OK, ok so it’s kind of lazy to just post videos instead of writing….well, at least I think so. However, I think the video below applies to what’s happening with me right now.
I’ve been kinda consumed with fear about this new band venture I’m involved in. Yep, I’m playing keys for an R&B/funk band. We had our first rehearsal on Sunday night and they are good, and I am NOT. So I’m practicing and practicing and trying not to panic.

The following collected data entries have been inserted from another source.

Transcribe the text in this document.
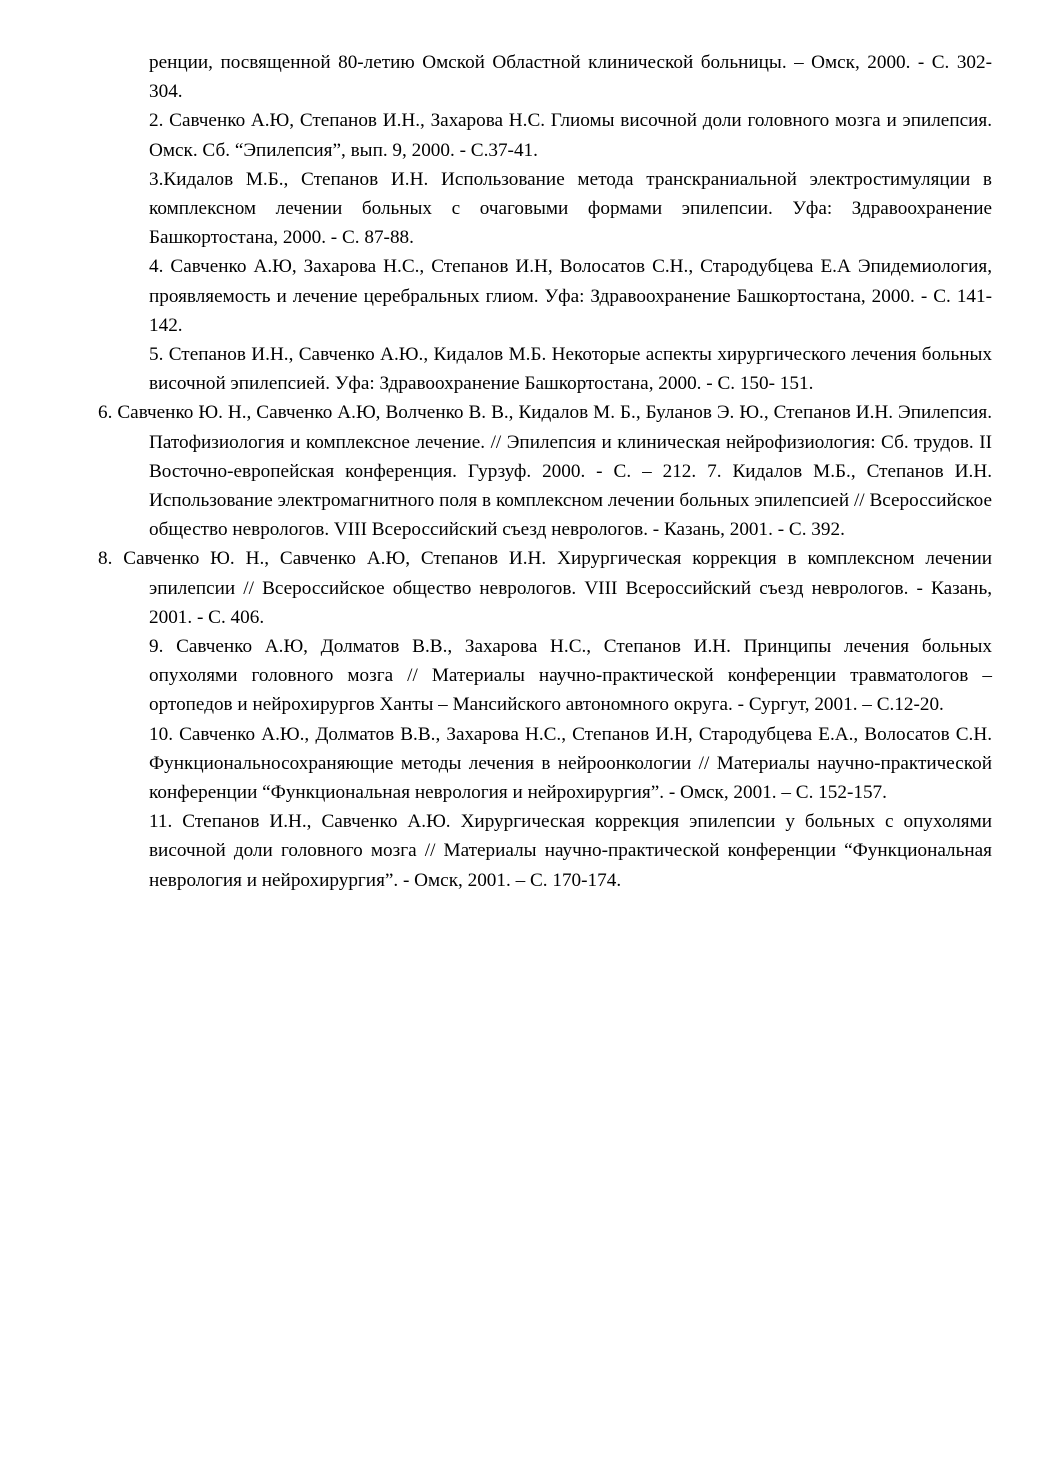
ренции, посвященной 80-летию Омской Областной клинической больницы. – Омск, 2000. - С. 302-304.

2. Савченко А.Ю, Степанов И.Н., Захарова Н.С. Глиомы височной доли головного мозга и эпилепсия. Омск. Сб. “Эпилепсия”, вып. 9, 2000. - С.37-41.

3.Кидалов М.Б., Степанов И.Н. Использование метода транскраниальной электростимуляции в комплексном лечении больных с очаговыми формами эпилепсии. Уфа: Здравоохранение Башкортостана, 2000. - С. 87-88.

4. Савченко А.Ю, Захарова Н.С., Степанов И.Н, Волосатов С.Н., Стародубцева Е.А Эпидемиология, проявляемость и лечение церебральных глиом. Уфа: Здравоохранение Башкортостана, 2000. - С. 141- 142.

5. Степанов И.Н., Савченко А.Ю., Кидалов М.Б. Некоторые аспекты хирургического лечения больных височной эпилепсией. Уфа: Здравоохранение Башкортостана, 2000. - С. 150- 151.

6. Савченко Ю. Н., Савченко А.Ю, Волченко В. В., Кидалов М. Б., Буланов Э. Ю., Степанов И.Н. Эпилепсия. Патофизиология и комплексное лечение. // Эпилепсия и клиническая нейрофизиология: Сб. трудов. II Восточно-европейская конференция. Гурзуф. 2000. - С. – 212. 7. Кидалов М.Б., Степанов И.Н. Использование электромагнитного поля в комплексном лечении больных эпилепсией // Всероссийское общество неврологов. VIII Всероссийский съезд неврологов. - Казань, 2001. - С. 392.

8. Савченко Ю. Н., Савченко А.Ю, Степанов И.Н. Хирургическая коррекция в комплексном лечении эпилепсии // Всероссийское общество неврологов. VIII Всероссийский съезд неврологов. - Казань, 2001. - С. 406.

9. Савченко А.Ю, Долматов В.В., Захарова Н.С., Степанов И.Н. Принципы лечения больных опухолями головного мозга // Материалы научно-практической конференции травматологов – ортопедов и нейрохирургов Ханты – Мансийского автономного округа. - Сургут, 2001. – С.12-20.

10. Савченко А.Ю., Долматов В.В., Захарова Н.С., Степанов И.Н, Стародубцева Е.А., Волосатов С.Н. Функциональносохраняющие методы лечения в нейроонкологии // Материалы научно-практической конференции “Функциональная неврология и нейрохирургия”. - Омск, 2001. – С. 152-157.

11. Степанов И.Н., Савченко А.Ю. Хирургическая коррекция эпилепсии у больных с опухолями височной доли головного мозга // Материалы научно-практической конференции “Функциональная неврология и нейрохирургия”. - Омск, 2001. – С. 170-174.
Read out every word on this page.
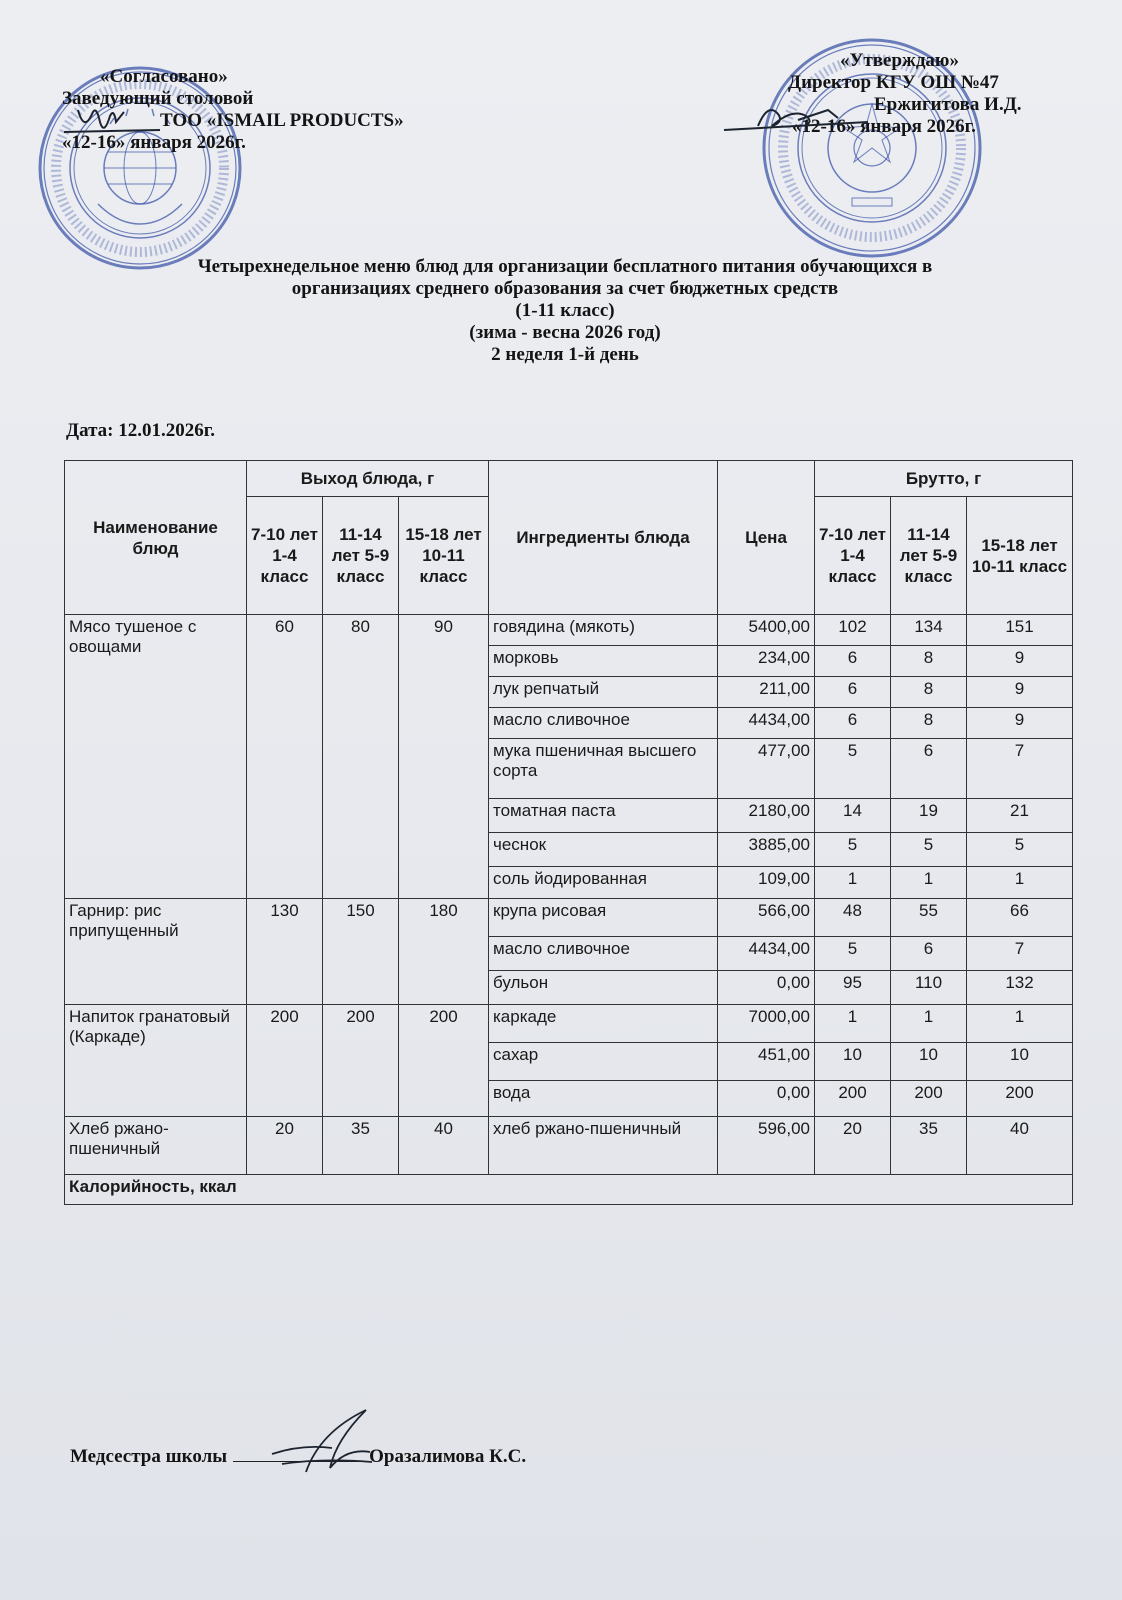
«Согласовано»
Заведующий столовой
ТОО «ISMAIL PRODUCTS»
«12-16» января 2026г.
«Утверждаю»
Директор КГУ ОШ №47
Ержигитова И.Д.
«12-16» января 2026г.
Четырехнедельное меню блюд для организации бесплатного питания обучающихся в
организациях среднего образования за счет бюджетных средств
(1-11 класс)
(зима - весна 2026 год)
2 неделя 1-й день
Дата: 12.01.2026г.
Наименование блюд	Выход блюда, г			Ингредиенты блюда	Цена	Брутто, г		
	7-10 лет 1-4 класс	11-14 лет 5-9 класс	15-18 лет 10-11 класс			7-10 лет 1-4 класс	11-14 лет 5-9 класс	15-18 лет 10-11 класс
Мясо тушеное с овощами	60	80	90	говядина (мякоть)	5400,00	102	134	151
				морковь	234,00	6	8	9
				лук репчатый	211,00	6	8	9
				масло сливочное	4434,00	6	8	9
				мука пшеничная высшего сорта	477,00	5	6	7
				томатная паста	2180,00	14	19	21
				чеснок	3885,00	5	5	5
				соль йодированная	109,00	1	1	1
Гарнир: рис припущенный	130	150	180	крупа рисовая	566,00	48	55	66
				масло сливочное	4434,00	5	6	7
				бульон	0,00	95	110	132
Напиток гранатовый (Каркаде)	200	200	200	каркаде	7000,00	1	1	1
				сахар	451,00	10	10	10
				вода	0,00	200	200	200
Хлеб ржано-пшеничный	20	35	40	хлеб ржано-пшеничный	596,00	20	35	40
Калорийность, ккал								
Медсестра школы	Оразалимова К.С.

See, this may seem strange to many, but I know that this fear is a good thing and it’s a big reason why I decided to do this. Since my brain went wonky four years ago, even the way I learn music is different than before…and it’s much harder. I really enjoy playing piano/keyboards but I m not very good at it, and I know I don’t practice nearly enough to reach competency. And of course I’ve got every excuse as to why I can’t/won’t/shouldn’t/don’t feel like practicing at any given moment. So I really needed an opportunity just like this, where other people are depending on my skill and God provided it for me.

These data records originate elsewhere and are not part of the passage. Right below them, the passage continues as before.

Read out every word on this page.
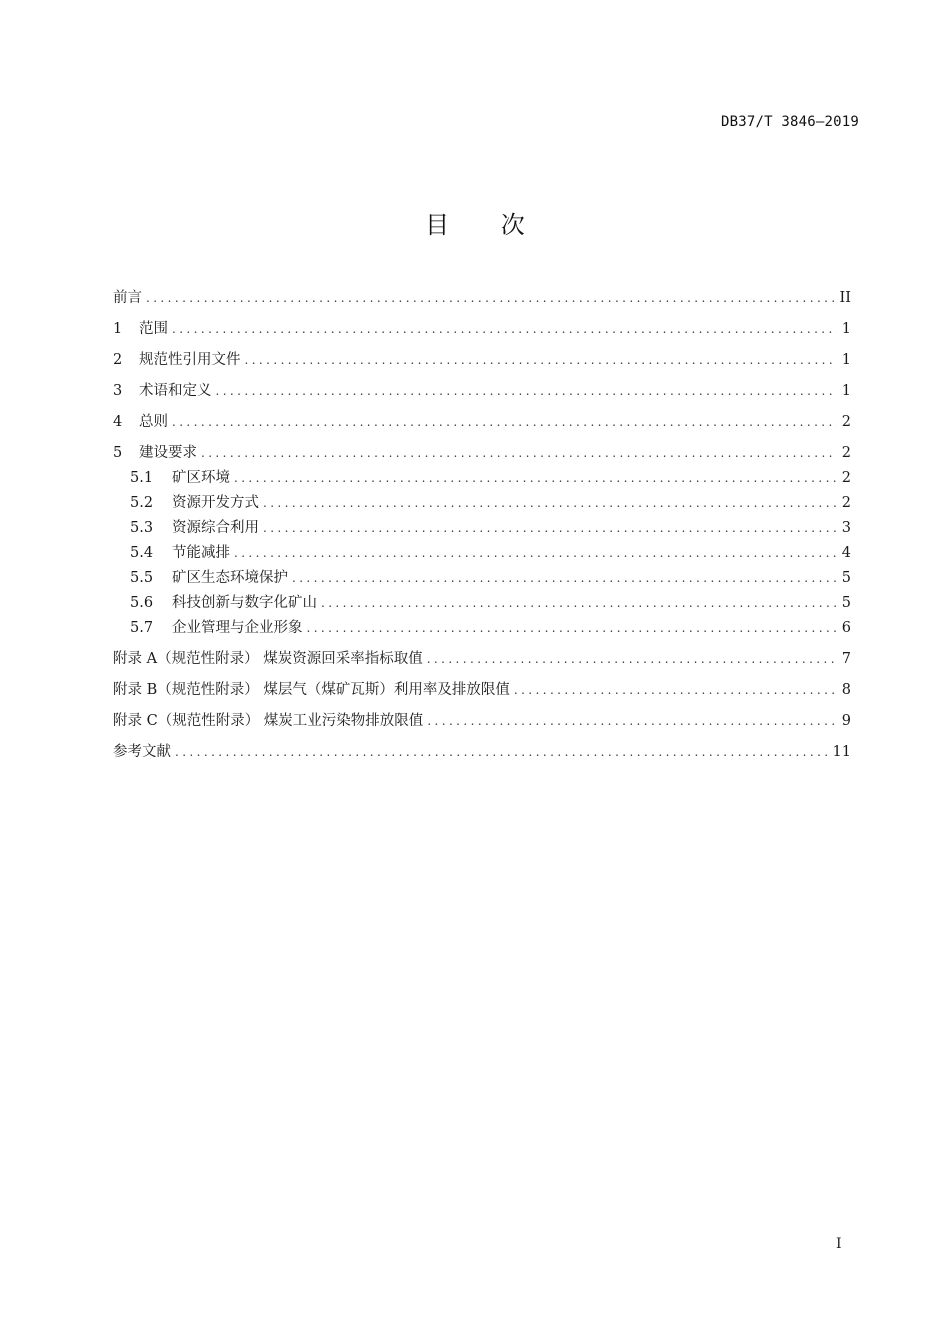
DB37/T 3846—2019
目 次
前言 .....	II
1	范围 .....	1
2	规范性引用文件 .....	1
3	术语和定义 .....	1
4	总则 .....	2
5	建设要求 .....	2
5.1	矿区环境 .....	2
5.2	资源开发方式 .....	2
5.3	资源综合利用 .....	3
5.4	节能减排 .....	4
5.5	矿区生态环境保护 .....	5
5.6	科技创新与数字化矿山 .....	5
5.7	企业管理与企业形象 .....	6
附录 A（规范性附录） 煤炭资源回采率指标取值 .....	7
附录 B（规范性附录） 煤层气（煤矿瓦斯）利用率及排放限值 .....	8
附录 C（规范性附录） 煤炭工业污染物排放限值 .....	9
参考文献 .....	11
I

Don’t get me wrong, the possibility of failing at this big time & in public is VERY real and at the moment, it seems just about certain! But this is why it’s so good for me because there’s also the chance that I will rise to the occasion, and this is a very different kind of gig for me: I’m NOT in charge, I’m not singing any leads, I’m not running the rehearsals or doing booking, and not only am I the newest member of the band (some of these folks have known each other for many years), but I’ve got the fattest(not phattest. oh no….), geekiest look happening, I’m the lone white person AND I’m the weakest musician. How’s that as a recipe for success? I’m way out of my comfort zone…and that’s GOOD.